In the interests of disclosure, I am a professional sexologist, and I am the primary author of one of the references quoted on the main page.
— James Cantor (talk) 00:48, 15 January 2009 (UTC)

Original research[edit]

This article seems filled with original research. Much of the referenced material and analysis is presented in support of this theory, rather than this theory specifically being addressed in a variety of reliable sources, as demanded by Wikipedia policy. Some of these problems may be addressed by removing sentences, others perhaps by rewording the sentence to attribute the view to the theory's proponent(s). The theory's notability also seems in question. As this article is linked to from the article on rape, it has high exposure, but that level of exposure may be inappropriate.

Less importantly, this article is also written using specialized language and apparent jargon; failing to explain the theory in common terms. For example, what is "paraphilic rape?" Blackworm (talk) 00:57, 24 January 2009 (UTC)

I'm not sure what it is that you think is original research; nearly every sentence on the page has a source, and the sources are all very high end academic journals. Googling on "courtship disorder" yields 1,500 hits (mostly from academic sources), and the courtship disorder theory is included in nearly every major academic book on the paraphilias. (I could add them, of course, but once the best known or the first mention is made, adding others seems redundant to me. Nonetheless, they can be found without much difficulty.)
"Paraphilic rape" is when an individual has a sexual preference for rape over typical sex; that is, such individuals are relatively uninterested in consenting sexual behavior. Paraphilic rape has also been called biastophilia. The other major "motivator" for rape, according to sexologists, is anti-social personality disorder.
If you have any specific recommendations for what to change, feel free to suggest how best to incorporate them.
— James Cantor (talk) 02:37, 24 January 2009 (UTC)
Original research may also take the form of a synthesis of sources. For example, the sentence: "The evidence for the Courtship disorder theory is that the paraphilias inside courtship disorder spectrum co-occur with each other more frequently than with paraphilias outside the courtship disorder spectrum."[10][11][12][13] That sentence has four sources for it, but it is absolutely meaningless -- even if the clause was true (about paraphilias co-occuring), it isn't clear why that is evidence for the theory. It isn't clear whether (and which) sources are talking specifically about evidence for "courtship disorder," or if they're simply making claims about the co-occurence of certain behaviours without mentioning "courtship disorder" or "courtship disorder spectrum" (in which case we would be engaging in original research by drawing the conclusion that this is evidence for the theory).
That section has a title which refers to the "acceptance" of this theory, when there is no source discussing a consensus among scientists in this field. The article seems written as a journal article, claiming the authors' point of view as fact.

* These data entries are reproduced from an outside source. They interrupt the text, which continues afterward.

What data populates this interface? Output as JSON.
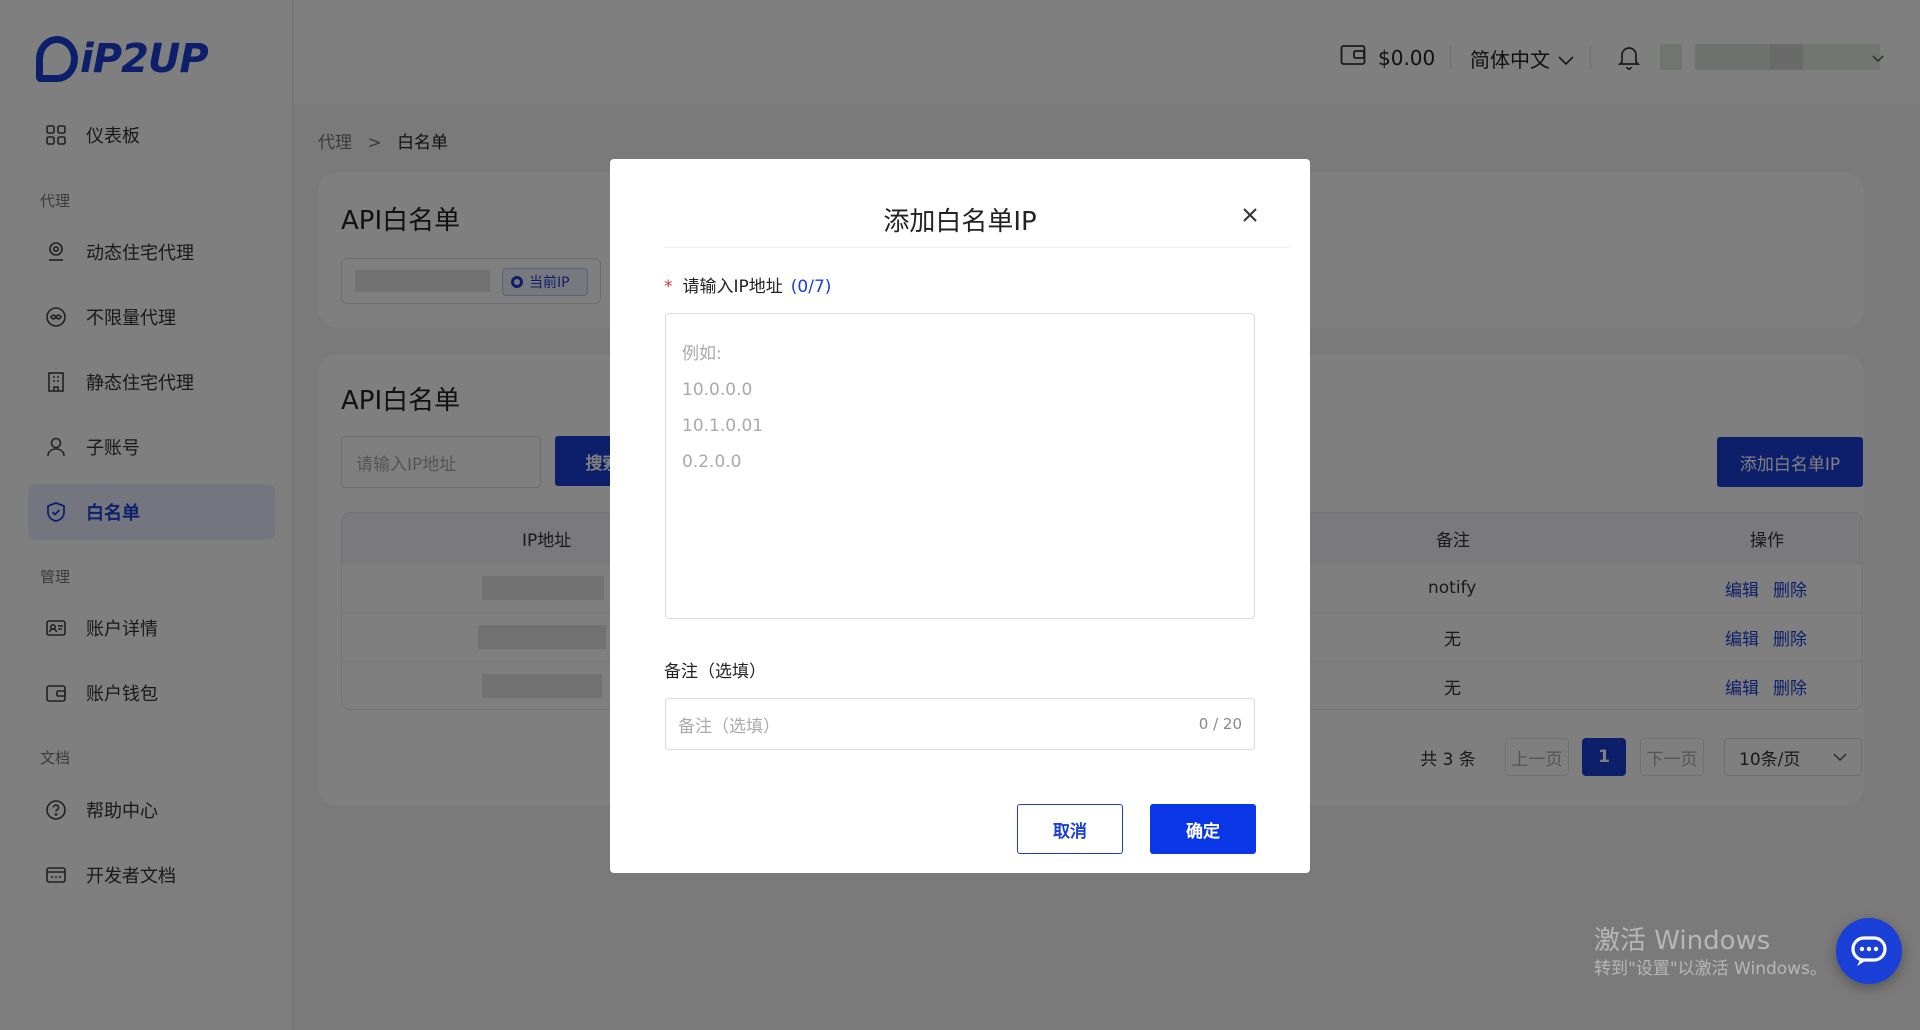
{
  "brand": {
    "logo_text": "iP2UP",
    "color": "#1a3fd6"
  },
  "sidebar": {
    "items": [
      {
        "label": "仪表板",
        "icon": "dashboard-icon"
      },
      {
        "group": "代理"
      },
      {
        "label": "动态住宅代理",
        "icon": "location-pin-icon"
      },
      {
        "label": "不限量代理",
        "icon": "infinity-icon"
      },
      {
        "label": "静态住宅代理",
        "icon": "building-icon"
      },
      {
        "label": "子账号",
        "icon": "user-icon"
      },
      {
        "label": "白名单",
        "icon": "shield-icon",
        "active": true
      },
      {
        "group": "管理"
      },
      {
        "label": "账户详情",
        "icon": "id-card-icon"
      },
      {
        "label": "账户钱包",
        "icon": "wallet-icon"
      },
      {
        "group": "文档"
      },
      {
        "label": "帮助中心",
        "icon": "question-icon"
      },
      {
        "label": "开发者文档",
        "icon": "api-doc-icon"
      }
    ]
  },
  "header": {
    "balance": "$0.00",
    "language": "简体中文"
  },
  "breadcrumb": {
    "parent": "代理",
    "sep": ">",
    "current": "白名单"
  },
  "top_card": {
    "title": "API白名单",
    "current_ip_label": "当前IP"
  },
  "list_card": {
    "title": "API白名单",
    "search_placeholder": "请输入IP地址",
    "search_button": "搜索",
    "add_button": "添加白名单IP",
    "columns": {
      "ip": "IP地址",
      "note": "备注",
      "ops": "操作"
    },
    "rows": [
      {
        "note": "notify",
        "edit": "编辑",
        "delete": "删除"
      },
      {
        "note": "无",
        "edit": "编辑",
        "delete": "删除"
      },
      {
        "note": "无",
        "edit": "编辑",
        "delete": "删除"
      }
    ],
    "pager": {
      "total": "共 3 条",
      "prev": "上一页",
      "page": "1",
      "next": "下一页",
      "size": "10条/页"
    }
  },
  "modal": {
    "title": "添加白名单IP",
    "ip_label": "请输入IP地址",
    "ip_counter": "(0/7)",
    "ip_placeholder_lines": [
      "例如:",
      "10.0.0.0",
      "10.1.0.01",
      "0.2.0.0"
    ],
    "note_label": "备注（选填）",
    "note_placeholder": "备注（选填）",
    "note_counter": "0 / 20",
    "cancel": "取消",
    "confirm": "确定"
  },
  "watermark": {
    "line1": "激活 Windows",
    "line2": "转到\"设置\"以激活 Windows。"
  }
}
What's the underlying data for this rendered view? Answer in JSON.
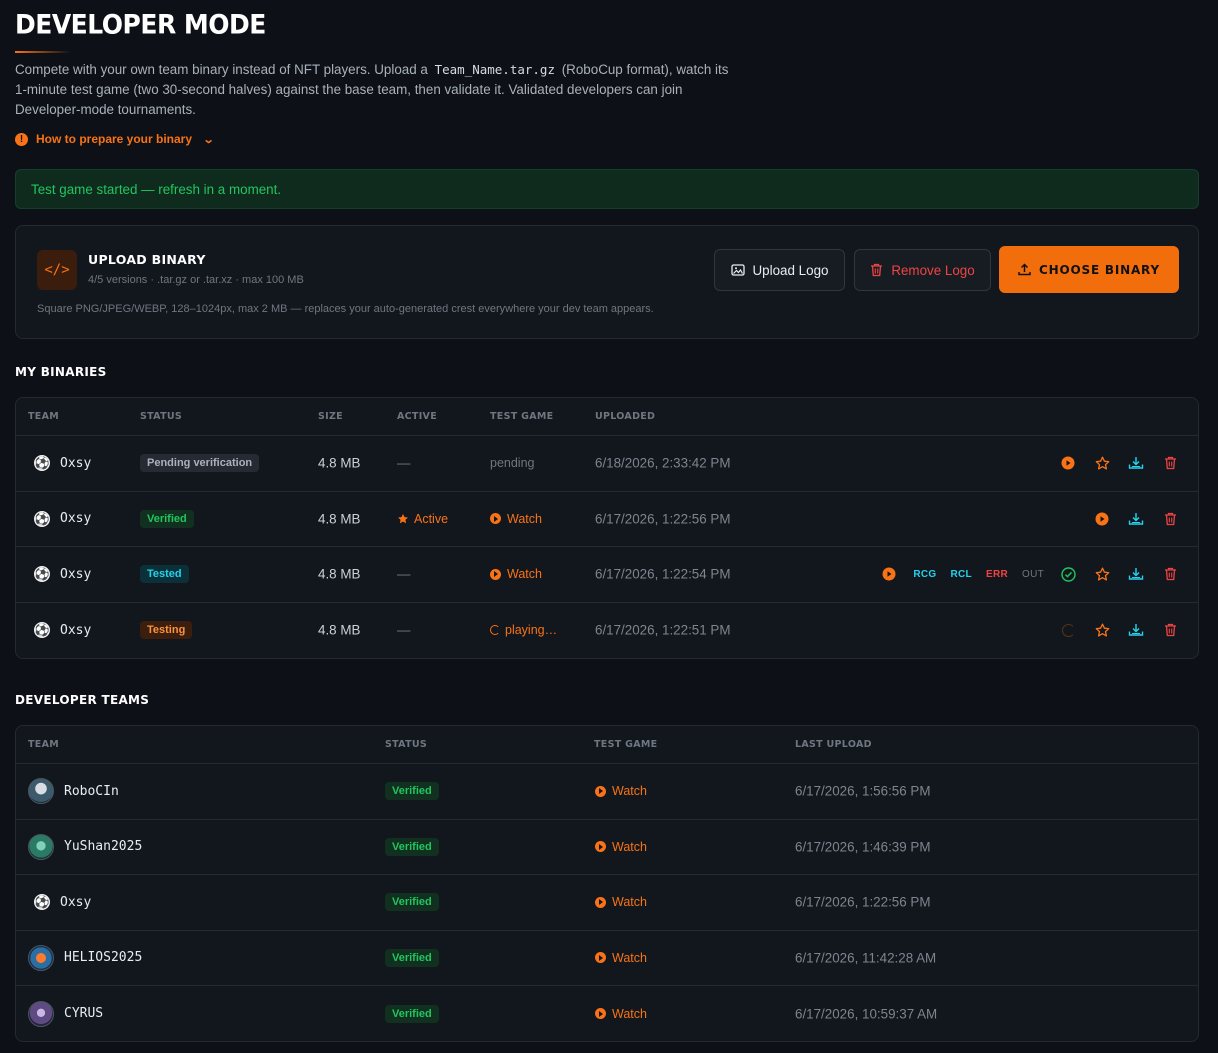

We must avoid this, and attribute views to the author. Note that most of the sources have the same authors, again calling into doubt the notability or acceptance of this theory. It seems like this article is an attempt to increase its notability, not reflect its notability as it should.
Finally, it is arguably non-neutral to write in this way about a term that seems to have no wide usage, call it "courtship disorder," and apply it only to males. It's like someone inventing a condition called "illogical argument disorder," and defining it as applying only to women. If someone did such a thing, the article would need to be written carefully to avoid any appearance that Wikipedia supports the term. I believe this article should be written in that way as well, as the claim that a "courtship disorder" is "male only" is quite similarly offensive. Blackworm (talk) 15:12, 25 January 2009 (UTC)
Also thank you for your edit explaining paraphilic rape. Blackworm (talk) 15:18, 25 January 2009 (UTC)
  • References 10-13 are all cited repeatedly in the literature on the paraphilias as evidence for the courtship disorder hypothesis. If you think it would improve the article, I can certainly pull together additional references for a section along the lines of 'Freund noted that these particular paraphilias co-occur; Freund developed this model to explain why; other experts cite the theory frequently in writing about the taxonomy of paraphilias; other experts have replicated Freund's observation that these paraphilias co-occur'. Is that the kind of thing you are suggesting?
  • I am not wed to the section's title. Suggestions for better ones?
  • Of all the experts who have written about courtship disorder (dozens), only one disagreed with it. I have no opposition to naming that pub (the author was Ron Langevin), but I decided against it, since the field is nearly unanimous in the opposite direction and including it in such a short article seemed (to me) to give it undue weight.
  • I am not quite sure what would convince you of notability, but if you can name a criterion (other than the simple google search I mentioned already), I'll see what I can do to fulfill it. Meanwhile, to accuse me of attempting to increase rather than reflect notability does not strike me as AGF.
  • Every author who has ever written on the paraphilias has noted that they are nearly entirely phenomena of males (except for sexual masochism). This has been true for more than a century and without exception. It is not clear to me why one would find a statement of a very well known and well documented sex difference as offensive.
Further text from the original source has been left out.